Moving Toward Inclusive Diagnostic Standards
To bridge this gap, healthcare systems must integrate sexual health history into routine geriatric assessments. So moving away from “symptom-triggered” questioning and toward a standardized approach to sexual wellness for all adults, regardless of age. Providers should be trained to recognize that sexual activity does not have an expiration date and that the stigma associated with STIs can be even more potent in older generations.

For patients, the message is simple: your age does not make you immune to infections, nor should it make you a taboo subject in your doctor’s office. Open communication about intimacy is a prerequisite for quality healthcare.

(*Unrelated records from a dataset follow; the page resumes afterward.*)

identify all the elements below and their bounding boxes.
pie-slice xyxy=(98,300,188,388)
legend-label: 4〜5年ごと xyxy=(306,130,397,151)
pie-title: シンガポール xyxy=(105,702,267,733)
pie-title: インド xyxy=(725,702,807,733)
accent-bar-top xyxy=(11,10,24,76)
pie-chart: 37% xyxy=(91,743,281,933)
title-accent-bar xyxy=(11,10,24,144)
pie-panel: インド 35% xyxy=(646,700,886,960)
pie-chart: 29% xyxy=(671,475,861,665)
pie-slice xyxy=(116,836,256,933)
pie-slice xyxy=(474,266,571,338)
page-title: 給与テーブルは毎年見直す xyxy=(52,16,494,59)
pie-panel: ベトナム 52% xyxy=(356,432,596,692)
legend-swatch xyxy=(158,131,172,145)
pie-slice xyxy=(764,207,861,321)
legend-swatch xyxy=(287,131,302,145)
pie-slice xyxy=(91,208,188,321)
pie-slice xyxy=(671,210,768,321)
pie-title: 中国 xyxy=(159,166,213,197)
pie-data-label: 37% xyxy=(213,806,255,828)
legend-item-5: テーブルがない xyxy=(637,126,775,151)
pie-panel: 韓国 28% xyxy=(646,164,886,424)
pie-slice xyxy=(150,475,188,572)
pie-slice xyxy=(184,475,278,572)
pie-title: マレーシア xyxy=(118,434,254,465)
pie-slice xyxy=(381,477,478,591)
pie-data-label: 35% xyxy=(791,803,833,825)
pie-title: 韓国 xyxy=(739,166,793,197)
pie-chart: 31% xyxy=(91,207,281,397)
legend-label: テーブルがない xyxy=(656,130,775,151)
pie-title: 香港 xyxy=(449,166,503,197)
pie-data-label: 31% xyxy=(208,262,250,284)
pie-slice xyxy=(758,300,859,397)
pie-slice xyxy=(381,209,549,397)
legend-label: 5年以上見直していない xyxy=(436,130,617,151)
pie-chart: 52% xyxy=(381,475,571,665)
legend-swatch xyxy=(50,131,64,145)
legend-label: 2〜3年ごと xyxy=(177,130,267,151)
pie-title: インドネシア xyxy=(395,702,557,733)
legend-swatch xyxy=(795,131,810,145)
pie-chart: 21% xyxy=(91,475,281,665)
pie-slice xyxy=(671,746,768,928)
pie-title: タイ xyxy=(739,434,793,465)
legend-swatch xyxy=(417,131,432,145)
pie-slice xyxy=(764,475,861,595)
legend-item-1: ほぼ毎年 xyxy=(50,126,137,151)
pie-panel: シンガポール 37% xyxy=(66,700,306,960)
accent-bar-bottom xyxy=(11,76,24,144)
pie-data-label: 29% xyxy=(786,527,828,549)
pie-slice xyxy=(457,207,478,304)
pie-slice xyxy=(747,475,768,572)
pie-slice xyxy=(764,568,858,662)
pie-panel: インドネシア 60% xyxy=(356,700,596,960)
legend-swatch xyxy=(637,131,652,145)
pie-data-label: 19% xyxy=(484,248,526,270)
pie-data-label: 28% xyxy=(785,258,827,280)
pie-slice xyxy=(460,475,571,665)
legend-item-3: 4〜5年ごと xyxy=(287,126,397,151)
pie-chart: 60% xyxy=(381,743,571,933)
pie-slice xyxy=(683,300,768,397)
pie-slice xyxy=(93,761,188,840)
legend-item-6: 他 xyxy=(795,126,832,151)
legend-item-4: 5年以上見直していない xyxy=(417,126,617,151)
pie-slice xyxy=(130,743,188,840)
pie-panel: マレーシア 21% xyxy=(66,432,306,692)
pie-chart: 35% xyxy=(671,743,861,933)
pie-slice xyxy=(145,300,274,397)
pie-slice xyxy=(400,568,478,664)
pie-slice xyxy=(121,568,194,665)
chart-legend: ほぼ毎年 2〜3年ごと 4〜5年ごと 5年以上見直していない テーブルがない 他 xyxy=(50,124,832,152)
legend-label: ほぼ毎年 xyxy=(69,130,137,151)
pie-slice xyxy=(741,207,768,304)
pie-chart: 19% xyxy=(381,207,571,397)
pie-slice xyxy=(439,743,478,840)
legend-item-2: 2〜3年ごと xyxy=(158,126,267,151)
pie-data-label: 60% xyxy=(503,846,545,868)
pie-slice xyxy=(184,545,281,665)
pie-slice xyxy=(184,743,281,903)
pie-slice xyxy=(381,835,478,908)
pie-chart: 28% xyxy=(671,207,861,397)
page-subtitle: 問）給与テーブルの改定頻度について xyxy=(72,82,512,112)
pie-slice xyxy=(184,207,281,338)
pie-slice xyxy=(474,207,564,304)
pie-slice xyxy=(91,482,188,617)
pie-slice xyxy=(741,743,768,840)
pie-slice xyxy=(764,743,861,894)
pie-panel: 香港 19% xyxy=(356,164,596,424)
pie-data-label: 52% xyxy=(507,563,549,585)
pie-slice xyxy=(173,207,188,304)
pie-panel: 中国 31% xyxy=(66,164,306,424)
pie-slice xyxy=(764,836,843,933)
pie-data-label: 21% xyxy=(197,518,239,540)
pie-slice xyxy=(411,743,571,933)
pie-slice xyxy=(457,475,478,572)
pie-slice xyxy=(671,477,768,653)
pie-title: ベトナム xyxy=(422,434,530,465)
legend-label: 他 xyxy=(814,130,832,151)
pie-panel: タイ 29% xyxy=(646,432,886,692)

Disclaimer: This article is for informational purposes only and does not constitute medical advice. Always seek the advice of your physician or other qualified health provider with any questions you may have regarding a medical condition.
The next step in addressing this disparity lies in the updating of clinical guidelines for geriatric care, with several public health organizations currently reviewing the integration of routine STI screening for older adults in primary care settings. As these guidelines evolve, the goal is to ensure that no patient is overlooked simply because they have reached a certain milestone in age.